Merito di una fotografia soffusa e curata, che porta il prequel ad assomigliarsi stilisticamente, dal punto di vista visivo, alla serie madre (le scene sono illuminate da quella che sembra costantemente luce naturale, che sia del sole o delle candele nelle stanze), ma che muta lo sguardo dello spettatore rispetto al canone. Le mosse sulla scacchiera non sono eventi bigger than us, ma azioni umane che tendono a ferire in maniera individuale i personaggi. È questa la carta vincente della serie. Laddove Il Trono di Spade portava in scena una Storia più grande, dove le tragedie appartenevano quasi al compiersi di un destino superiore, qui percepiamo in misura maggiore la cattiveria e l’arguzia, la malvagità e l’intelligenza. Ogni passo verso il potere, ogni decisione e ogni scelta si ripercuotono nei sentimenti dei personaggi, dando vita a quelli che hanno il sapore di tradimenti personali. D’altronde, per spezzare un regno bisogna prima spezzare le persone.
Tutto verso l’interno
Intimità, a volte, fa rima con chiusura verso l’esterno. Non sorprende, quindi, la scelta di chiudere i personaggi dentro quello che viene definito “l’ordine delle cose”. Il re deve avere una moglie, Rhaenyra non può pretendere il trono, Lord Corlys non può prendere decisioni in autonomia, Rhaenys non potrà mai essere regina… C’è un senso di chiusura, non solo nella rappresentazione delle leggi del mondo patriarcale e maschilista che viene raccontato, ma anche dei luoghi e degli ambienti in cui si muovono i personaggi.
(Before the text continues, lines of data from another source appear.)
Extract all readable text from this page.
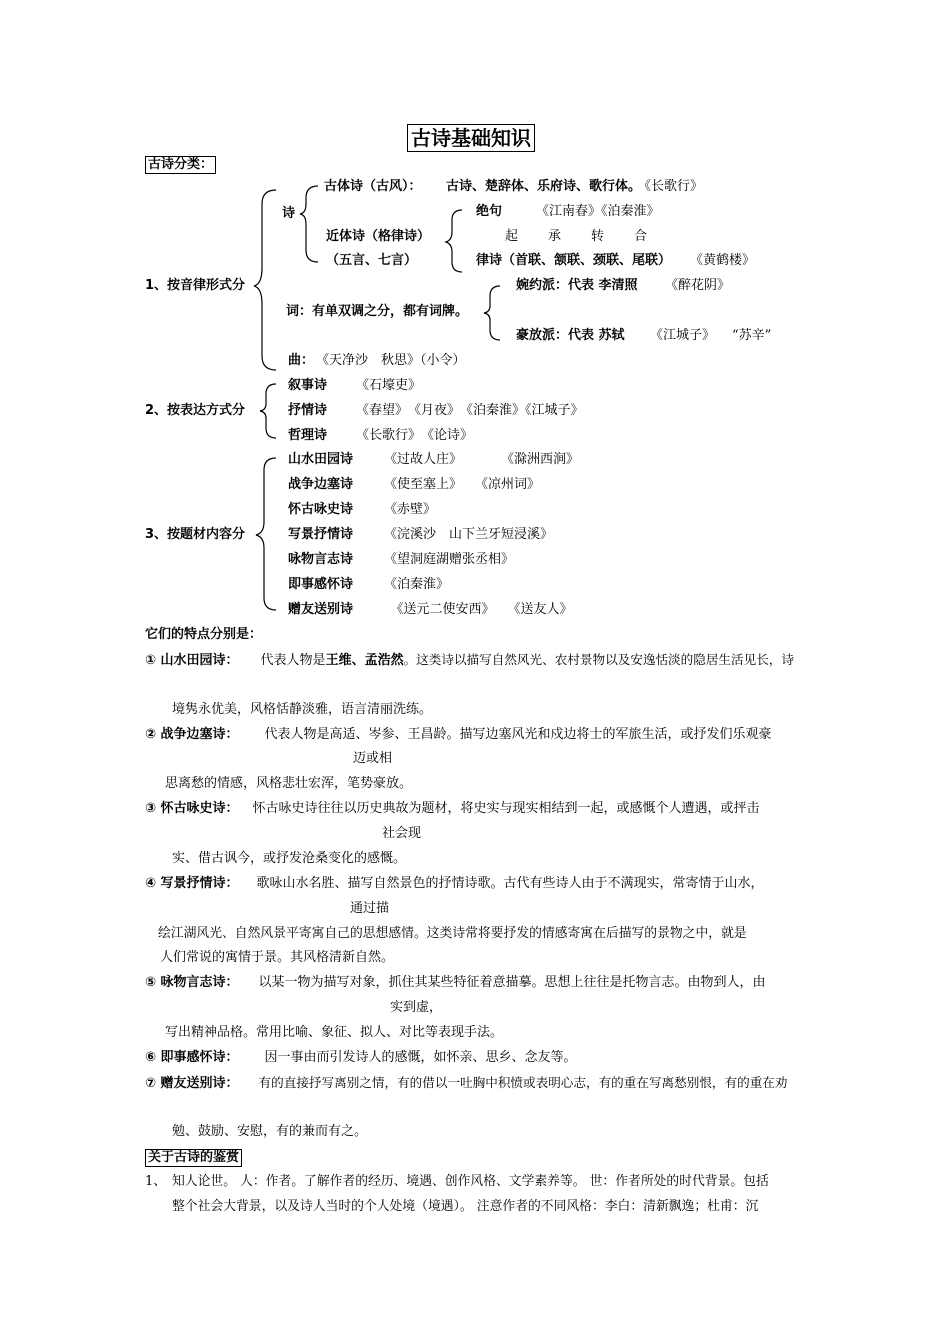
古诗基础知识
古诗分类：
1、按音律形式分
诗
古体诗（古风）： 古诗、楚辞体、乐府诗、歌行体。
《长歌行》
近体诗（格律诗）
（五言、七言）
绝句	《江南春》《泊秦淮》
起 承 转 合
律诗（首联、颔联、颈联、尾联） 《黄鹤楼》
婉约派：代表 李清照 《醉花阴》
词：有单双调之分，都有词牌。
豪放派：代表 苏轼 《江城子》 “苏辛”
曲： 《天净沙　秋思》（小令）
2、按表达方式分
叙事诗 《石壕吏》
抒情诗 《春望》　《月夜》　《泊秦淮》《江城子》
哲理诗 《长歌行》　《论诗》
3、按题材内容分
山水田园诗 《过故人庄》　　　　《滁洲西涧》
战争边塞诗 《使至塞上》　　《凉州词》
怀古咏史诗 《赤壁》
写景抒情诗 《浣溪沙　山下兰牙短浸溪》
咏物言志诗 《望洞庭湖赠张丞相》
即事感怀诗 《泊秦淮》
赠友送别诗 　《送元二使安西》　　《送友人》
它们的特点分别是：
① 山水田园诗： 代表人物是王维、孟浩然。这类诗以描写自然风光、农村景物以及安逸恬淡的隐居生活见长，诗
境隽永优美，风格恬静淡雅，语言清丽洗练。
② 战争边塞诗： 代表人物是高适、岑参、王昌龄。描写边塞风光和戍边将士的军旅生活，或抒发们乐观豪
迈或相
思离愁的情感，风格悲壮宏浑，笔势豪放。
③ 怀古咏史诗： 怀古咏史诗往往以历史典故为题材，将史实与现实相结到一起，或感慨个人遭遇，或抨击
社会现
实、借古讽今，或抒发沧桑变化的感慨。
④ 写景抒情诗： 歌咏山水名胜、描写自然景色的抒情诗歌。古代有些诗人由于不满现实，常寄情于山水，
通过描
绘江湖风光、自然风景平寄寓自己的思想感情。这类诗常将要抒发的情感寄寓在后描写的景物之中，就是
人们常说的寓情于景。其风格清新自然。
⑤ 咏物言志诗： 以某一物为描写对象，抓住其某些特征着意描摹。思想上往往是托物言志。由物到人，由
实到虚，
写出精神品格。常用比喻、象征、拟人、对比等表现手法。
⑥ 即事感怀诗： 因一事由而引发诗人的感慨，如怀亲、思乡、念友等。
⑦ 赠友送别诗： 有的直接抒写离别之情，有的借以一吐胸中积愤或表明心志，有的重在写离愁别恨，有的重在劝
勉、鼓励、安慰，有的兼而有之。
关于古诗的鉴赏
1、 知人论世。 人：作者。了解作者的经历、境遇、创作风格、文学素养等。 世：作者所处的时代背景。包括
整个社会大背景，以及诗人当时的个人处境（境遇）。 注意作者的不同风格：李白：清新飘逸；杜甫：沉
Se all’interno della Fortezza Rossa le mura sembrano circondare i personaggi che vivono all’interno, ascoltando i loro segreti, partecipando alle loro confessioni, separandoli dal mondo esterno, la stessa cosa avviene fuori dalle mura. Che siano siepi, alberi, precipizi nascosti dalla nebbia, le figure umane sono circondate e ingabbiate dalla natura, impossibilitate a guardare la linea dell’orizzonte. La rinuncia di uno sguardo che si volgerebbe al futuro e al cambiamento.
Eppure il cambiamento è nell’aria. Si percepisce nel momento in cui, sempre nelle scene iniziali, passiamo dal corpo dilaniato dai granchi a un bicchiere che si riempie di vino. Siamo in una riunione del Concilio Ristretto e Rhaenyra, nonostante sia l’erede designata dal padre, è la serva che riempie le brocche ai Lord. In quel gesto così naturale eppure così stanco, così attento ma deciso, il vino sembra tramutarsi in sangue. Lo stesso che ribolle nelle vene dei Targaryen e lo stesso che ribolle nelle vene di Rhaenyra. Lo stesso sangue che scorrerà. E se questa volta il tutto sembra essere posticipato (e che gran coppia di attori Matt Smith e Milly Alcock), nell’aria inizia a sentirsi un caldo odore di ferro. La chela è penetrata nella carne.
La recensione in breve
Il secondo episodio di House of the Dragon mostra le piacevoli e interessanti differenze con la serie madre costruendosi una sua propria identità. Con una dimensione più intima e machiavellica e un ottimo gusto registico e visivo, la serie inizia a muovere i personaggi verso il loro destino, con un episodio che porta avanti la trama e inizia a fratturare gli equilibri narrativi. Matt Smith e Milly Alcock rubano la scena.